It occurred in a Muslim-majority state, where Islamic law governs and homosexuality is punishable by the death penalty.
A total of 76 people accused of planning a gay wedding were arrested in the state of Gombe, in the northeast of Nigeria. The arrests occurred last Saturday, although they had not emerged until this week.
En Nigeria, same-sex marriage is illegal. In 2014, the country passed legislation not only outlawing same-sex marriages but also promoting civil unions. GombeFurthermore, it is part of the northern states, with a Muslim majority, where the Sharia (Islamic law) governs in parallel to federal and state legislation.
Buhari Saad, state spokesperson for Nigerian Security and Civil Defense Corps (NSCDC), a government paramilitary organization, said the suspects were arrested at a birthday party hosted by a couple who were getting married.

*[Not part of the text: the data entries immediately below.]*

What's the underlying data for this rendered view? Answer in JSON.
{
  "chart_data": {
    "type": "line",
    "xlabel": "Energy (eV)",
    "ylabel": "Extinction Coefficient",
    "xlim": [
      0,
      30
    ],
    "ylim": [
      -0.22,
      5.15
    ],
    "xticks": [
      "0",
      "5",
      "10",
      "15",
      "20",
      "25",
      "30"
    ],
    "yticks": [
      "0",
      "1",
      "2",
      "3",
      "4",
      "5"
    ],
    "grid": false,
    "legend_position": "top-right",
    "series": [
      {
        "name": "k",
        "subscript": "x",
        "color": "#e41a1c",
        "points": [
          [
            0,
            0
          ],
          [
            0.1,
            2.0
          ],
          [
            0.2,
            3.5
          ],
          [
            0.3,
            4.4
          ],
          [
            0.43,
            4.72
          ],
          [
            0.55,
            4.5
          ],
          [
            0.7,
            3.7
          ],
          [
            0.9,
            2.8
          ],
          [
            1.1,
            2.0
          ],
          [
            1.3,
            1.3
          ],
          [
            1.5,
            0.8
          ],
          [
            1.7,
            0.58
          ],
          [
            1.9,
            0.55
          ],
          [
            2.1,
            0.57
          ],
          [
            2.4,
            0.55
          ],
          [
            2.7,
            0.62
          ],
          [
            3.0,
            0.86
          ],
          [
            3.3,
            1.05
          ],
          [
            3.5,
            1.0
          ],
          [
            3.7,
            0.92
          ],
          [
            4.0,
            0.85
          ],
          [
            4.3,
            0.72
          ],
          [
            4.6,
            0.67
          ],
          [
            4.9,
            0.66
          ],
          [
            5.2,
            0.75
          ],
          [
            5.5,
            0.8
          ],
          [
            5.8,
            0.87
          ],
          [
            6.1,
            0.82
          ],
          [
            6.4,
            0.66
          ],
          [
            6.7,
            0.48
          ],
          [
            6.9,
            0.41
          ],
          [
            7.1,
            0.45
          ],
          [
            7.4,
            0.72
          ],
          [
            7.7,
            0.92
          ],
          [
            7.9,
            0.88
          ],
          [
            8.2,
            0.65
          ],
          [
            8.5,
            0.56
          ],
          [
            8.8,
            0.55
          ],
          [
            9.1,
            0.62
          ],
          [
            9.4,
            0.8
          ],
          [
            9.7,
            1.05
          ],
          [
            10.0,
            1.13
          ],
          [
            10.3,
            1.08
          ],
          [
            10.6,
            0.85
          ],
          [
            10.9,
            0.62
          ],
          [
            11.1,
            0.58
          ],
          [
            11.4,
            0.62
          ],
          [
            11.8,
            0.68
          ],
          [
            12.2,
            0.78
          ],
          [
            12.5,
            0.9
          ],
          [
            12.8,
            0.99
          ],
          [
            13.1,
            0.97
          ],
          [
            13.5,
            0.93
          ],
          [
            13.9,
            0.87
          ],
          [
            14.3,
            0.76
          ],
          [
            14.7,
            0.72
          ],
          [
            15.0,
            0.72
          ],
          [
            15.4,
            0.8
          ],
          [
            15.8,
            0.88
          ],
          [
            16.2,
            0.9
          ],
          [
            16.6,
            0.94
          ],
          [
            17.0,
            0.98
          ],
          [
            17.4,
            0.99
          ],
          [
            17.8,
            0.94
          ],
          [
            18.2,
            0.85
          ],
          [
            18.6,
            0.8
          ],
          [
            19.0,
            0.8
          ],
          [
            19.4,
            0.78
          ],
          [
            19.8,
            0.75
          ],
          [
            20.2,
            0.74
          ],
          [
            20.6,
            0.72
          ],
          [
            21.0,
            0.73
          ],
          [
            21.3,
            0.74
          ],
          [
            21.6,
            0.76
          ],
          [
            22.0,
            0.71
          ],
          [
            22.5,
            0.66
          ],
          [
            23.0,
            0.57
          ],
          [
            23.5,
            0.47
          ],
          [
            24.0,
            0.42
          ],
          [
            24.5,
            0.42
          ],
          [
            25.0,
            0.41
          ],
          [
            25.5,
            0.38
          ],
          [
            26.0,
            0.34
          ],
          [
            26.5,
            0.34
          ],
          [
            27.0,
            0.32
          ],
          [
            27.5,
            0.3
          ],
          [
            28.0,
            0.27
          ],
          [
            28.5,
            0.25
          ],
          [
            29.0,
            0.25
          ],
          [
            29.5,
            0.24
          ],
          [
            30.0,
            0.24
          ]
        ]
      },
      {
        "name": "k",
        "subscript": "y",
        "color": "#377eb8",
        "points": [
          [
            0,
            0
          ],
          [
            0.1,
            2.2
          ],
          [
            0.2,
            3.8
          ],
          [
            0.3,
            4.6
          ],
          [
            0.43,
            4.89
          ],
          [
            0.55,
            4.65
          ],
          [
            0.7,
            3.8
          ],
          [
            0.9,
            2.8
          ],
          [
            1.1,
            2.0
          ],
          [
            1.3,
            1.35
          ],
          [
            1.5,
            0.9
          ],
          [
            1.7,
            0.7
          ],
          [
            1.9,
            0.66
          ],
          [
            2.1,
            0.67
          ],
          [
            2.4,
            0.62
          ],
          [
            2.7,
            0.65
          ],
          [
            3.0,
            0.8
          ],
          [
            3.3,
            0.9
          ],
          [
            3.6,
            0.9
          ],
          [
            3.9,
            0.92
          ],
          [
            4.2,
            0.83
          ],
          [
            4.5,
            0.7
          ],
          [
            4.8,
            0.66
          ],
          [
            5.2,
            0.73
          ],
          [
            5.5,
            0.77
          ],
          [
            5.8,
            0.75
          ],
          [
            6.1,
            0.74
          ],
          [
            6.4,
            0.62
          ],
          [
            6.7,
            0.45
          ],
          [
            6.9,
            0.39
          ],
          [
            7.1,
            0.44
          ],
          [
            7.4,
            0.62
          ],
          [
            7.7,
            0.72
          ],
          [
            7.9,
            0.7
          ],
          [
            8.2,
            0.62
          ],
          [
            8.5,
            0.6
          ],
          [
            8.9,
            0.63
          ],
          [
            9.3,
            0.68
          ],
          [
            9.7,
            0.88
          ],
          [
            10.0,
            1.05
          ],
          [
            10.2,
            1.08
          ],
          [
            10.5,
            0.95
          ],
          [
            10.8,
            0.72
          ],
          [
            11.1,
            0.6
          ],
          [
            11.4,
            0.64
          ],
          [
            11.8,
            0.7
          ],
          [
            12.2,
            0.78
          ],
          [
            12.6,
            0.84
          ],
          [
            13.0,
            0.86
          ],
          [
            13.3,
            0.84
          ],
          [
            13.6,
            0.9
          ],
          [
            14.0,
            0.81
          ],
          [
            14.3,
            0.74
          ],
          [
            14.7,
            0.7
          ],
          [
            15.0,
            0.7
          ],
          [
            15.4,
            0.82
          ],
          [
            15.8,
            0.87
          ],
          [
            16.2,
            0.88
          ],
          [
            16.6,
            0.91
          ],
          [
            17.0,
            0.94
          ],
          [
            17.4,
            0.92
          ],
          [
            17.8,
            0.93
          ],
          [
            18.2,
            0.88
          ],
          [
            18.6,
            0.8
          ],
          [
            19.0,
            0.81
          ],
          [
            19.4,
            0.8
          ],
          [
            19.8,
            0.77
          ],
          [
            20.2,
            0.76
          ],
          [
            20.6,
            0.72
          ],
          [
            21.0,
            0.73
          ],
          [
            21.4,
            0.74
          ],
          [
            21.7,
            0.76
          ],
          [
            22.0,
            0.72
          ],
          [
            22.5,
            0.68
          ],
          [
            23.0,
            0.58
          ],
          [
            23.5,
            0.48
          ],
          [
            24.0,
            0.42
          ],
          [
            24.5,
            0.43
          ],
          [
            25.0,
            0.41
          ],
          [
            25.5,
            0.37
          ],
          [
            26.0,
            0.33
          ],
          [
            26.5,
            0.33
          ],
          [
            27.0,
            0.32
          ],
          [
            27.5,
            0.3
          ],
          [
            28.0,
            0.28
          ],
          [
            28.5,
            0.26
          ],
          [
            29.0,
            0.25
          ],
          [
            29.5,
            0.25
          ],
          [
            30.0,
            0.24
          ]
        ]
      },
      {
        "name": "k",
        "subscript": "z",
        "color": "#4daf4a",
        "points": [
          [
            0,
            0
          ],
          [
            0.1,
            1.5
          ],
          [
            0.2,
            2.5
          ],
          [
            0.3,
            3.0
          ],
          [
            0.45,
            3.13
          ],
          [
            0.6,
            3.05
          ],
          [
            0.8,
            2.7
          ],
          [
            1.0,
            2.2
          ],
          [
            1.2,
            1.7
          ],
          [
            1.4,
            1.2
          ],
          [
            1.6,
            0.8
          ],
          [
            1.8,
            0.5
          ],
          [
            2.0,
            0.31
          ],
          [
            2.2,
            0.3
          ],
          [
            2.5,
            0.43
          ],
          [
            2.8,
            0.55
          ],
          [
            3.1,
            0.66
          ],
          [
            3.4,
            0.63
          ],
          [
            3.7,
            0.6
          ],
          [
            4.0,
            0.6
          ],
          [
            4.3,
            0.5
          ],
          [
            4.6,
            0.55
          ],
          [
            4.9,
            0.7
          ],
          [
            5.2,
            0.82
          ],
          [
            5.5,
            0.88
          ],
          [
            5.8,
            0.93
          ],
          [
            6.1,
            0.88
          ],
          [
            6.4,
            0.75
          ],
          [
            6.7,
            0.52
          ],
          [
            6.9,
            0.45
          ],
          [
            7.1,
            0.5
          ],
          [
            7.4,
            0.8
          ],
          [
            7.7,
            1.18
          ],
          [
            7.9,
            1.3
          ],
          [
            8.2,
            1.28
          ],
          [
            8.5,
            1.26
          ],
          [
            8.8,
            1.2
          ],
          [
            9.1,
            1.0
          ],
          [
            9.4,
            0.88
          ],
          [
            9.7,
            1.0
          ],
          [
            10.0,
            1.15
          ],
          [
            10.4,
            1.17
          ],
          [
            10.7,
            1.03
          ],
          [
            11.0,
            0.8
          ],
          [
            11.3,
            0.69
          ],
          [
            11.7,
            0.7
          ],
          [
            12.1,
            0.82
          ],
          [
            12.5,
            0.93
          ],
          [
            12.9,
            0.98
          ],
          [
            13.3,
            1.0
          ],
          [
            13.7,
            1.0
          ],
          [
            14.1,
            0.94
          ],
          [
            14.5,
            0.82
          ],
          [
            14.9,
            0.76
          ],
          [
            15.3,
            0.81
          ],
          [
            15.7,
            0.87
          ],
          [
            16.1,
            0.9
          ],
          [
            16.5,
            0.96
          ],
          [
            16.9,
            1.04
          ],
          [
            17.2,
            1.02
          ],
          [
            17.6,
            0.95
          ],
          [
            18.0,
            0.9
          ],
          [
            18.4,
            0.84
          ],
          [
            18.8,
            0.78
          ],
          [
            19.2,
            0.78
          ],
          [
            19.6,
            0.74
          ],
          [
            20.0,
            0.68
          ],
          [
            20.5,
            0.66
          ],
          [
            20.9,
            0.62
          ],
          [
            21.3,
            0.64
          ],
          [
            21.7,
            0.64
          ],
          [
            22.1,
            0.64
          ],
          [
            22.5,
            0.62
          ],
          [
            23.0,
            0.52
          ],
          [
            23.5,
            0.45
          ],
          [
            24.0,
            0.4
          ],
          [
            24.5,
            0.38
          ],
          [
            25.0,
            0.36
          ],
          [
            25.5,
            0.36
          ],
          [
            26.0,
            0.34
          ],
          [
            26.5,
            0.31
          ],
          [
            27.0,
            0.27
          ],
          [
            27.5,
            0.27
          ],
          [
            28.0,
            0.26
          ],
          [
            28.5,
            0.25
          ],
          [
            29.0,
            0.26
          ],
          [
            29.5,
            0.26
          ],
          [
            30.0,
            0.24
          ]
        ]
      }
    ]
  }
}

«Yes, our men arrested 76 suspected homosexuals at a birthday party at Duwa Plaza along Bauchi-Gombe Highway on Saturday«said Saad. The spokesperson explained that "The party was organized by one of them, who was going to marry his lover. Of those arrested, 59 are men and 17 women present at the party were also arrested.«.
Of the total number of people detained in Nigeria, 17 are women
Twenty-one detainees confessed to being homosexual, although an unknown number managed to escape. «Relationships between people of the same sex are against the law and our culture. We will catch the suspects who fled and all of them will be prosecuted in court"He added Saad.
Last September, a court of Nigeria released on bail 69 people accused of being homosexual and participating in an alleged gay wedding in the south of the country, after remaining in police custody since August 27.
Homosexuality is persecuted in Nigeria and it is a crime that carries penalties of up to fourteen years in prison.
In some areas of the north of the country, where the sharia (Islamic law), may be worth death by stoning, although in practice those convicted usually end up being punished with flogging.
Of those close to seventy countries that criminalize relationships between people of the same sex in the world, more than thirty are in Africa, where the majority of laws of this type are inherited from the colonial period and have been toughened with other later regulations.